Reference and Extension Levels
$67–68:
Top of the prior trading range and the next area where sellers are likely to engage.
$72+:
A bullish extension zone if crude is able to transition from repair into a sustained uptrend.
Looking Forward: Scenarios
Bullish Repair (40%)
Acceptance above $62–63 leads to a grind higher toward $67–68 as structure continues to improve.
Sideways Consolidation (35%)
Price holds between $59 and $63 as the market digests gains and waits for clearer macro direction.
Bearish Failure (25%)
A rejection at resistance followed by a loss of $59 increases the risk of a return toward $55.
Final Takeaway
Above $63, buyers begin to take control. Below it, crude remains in a repair-driven range.

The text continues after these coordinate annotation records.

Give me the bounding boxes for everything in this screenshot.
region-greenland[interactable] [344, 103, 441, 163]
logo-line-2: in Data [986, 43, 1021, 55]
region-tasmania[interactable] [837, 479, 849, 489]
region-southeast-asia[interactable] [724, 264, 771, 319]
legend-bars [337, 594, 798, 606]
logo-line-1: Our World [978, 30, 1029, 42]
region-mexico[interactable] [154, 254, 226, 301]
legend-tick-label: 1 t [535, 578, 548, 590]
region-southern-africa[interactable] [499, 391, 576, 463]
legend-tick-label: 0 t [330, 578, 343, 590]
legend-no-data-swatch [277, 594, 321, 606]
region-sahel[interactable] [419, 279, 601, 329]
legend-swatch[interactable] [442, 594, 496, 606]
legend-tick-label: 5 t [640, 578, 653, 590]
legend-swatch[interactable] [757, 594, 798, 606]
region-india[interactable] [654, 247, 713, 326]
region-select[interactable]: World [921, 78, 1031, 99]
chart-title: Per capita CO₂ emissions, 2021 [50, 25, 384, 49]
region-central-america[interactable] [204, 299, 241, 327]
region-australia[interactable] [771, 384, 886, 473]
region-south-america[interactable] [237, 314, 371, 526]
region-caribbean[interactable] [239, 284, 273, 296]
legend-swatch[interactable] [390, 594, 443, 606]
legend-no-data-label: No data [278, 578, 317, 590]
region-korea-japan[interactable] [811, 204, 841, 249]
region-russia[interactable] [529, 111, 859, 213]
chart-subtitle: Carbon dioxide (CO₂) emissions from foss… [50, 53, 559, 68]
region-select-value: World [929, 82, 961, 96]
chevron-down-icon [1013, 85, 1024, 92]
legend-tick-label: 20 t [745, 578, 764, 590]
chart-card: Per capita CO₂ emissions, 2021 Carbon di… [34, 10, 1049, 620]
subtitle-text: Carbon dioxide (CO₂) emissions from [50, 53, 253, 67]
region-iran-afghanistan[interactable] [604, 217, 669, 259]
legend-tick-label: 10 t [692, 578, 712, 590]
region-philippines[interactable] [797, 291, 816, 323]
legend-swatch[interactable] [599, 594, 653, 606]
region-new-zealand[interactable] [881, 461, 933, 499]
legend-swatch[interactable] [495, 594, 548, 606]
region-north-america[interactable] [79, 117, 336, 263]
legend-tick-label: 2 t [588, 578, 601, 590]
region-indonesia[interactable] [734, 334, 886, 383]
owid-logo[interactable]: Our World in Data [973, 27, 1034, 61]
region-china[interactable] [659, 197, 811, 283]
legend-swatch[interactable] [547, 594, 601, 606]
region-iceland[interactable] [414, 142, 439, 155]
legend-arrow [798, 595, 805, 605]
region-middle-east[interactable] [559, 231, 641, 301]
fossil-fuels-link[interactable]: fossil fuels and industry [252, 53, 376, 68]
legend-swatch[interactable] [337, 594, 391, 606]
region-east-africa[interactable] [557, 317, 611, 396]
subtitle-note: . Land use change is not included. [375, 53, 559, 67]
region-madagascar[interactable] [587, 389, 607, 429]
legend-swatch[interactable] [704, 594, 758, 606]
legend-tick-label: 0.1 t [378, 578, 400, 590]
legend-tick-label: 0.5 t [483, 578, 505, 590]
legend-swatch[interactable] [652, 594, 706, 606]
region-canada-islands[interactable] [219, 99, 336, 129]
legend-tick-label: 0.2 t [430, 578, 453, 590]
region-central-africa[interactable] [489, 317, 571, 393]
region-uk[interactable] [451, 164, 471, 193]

The market has successfully defended long-term support and shifted away from aggressive selling. That alone is an important change. However, until price can accept above the 200-day moving average, rallies should still be viewed as part of a broader rebuilding process rather than the start of a new bull cycle.
This analysis is for educational and informational purposes only and does not constitute trading advice or a recommendation to buy or sell any futures contracts. Futures trading involves significant risk and may not be suitable for all investors. Always conduct your own research and consult with a licensed financial professional before making trading decisions.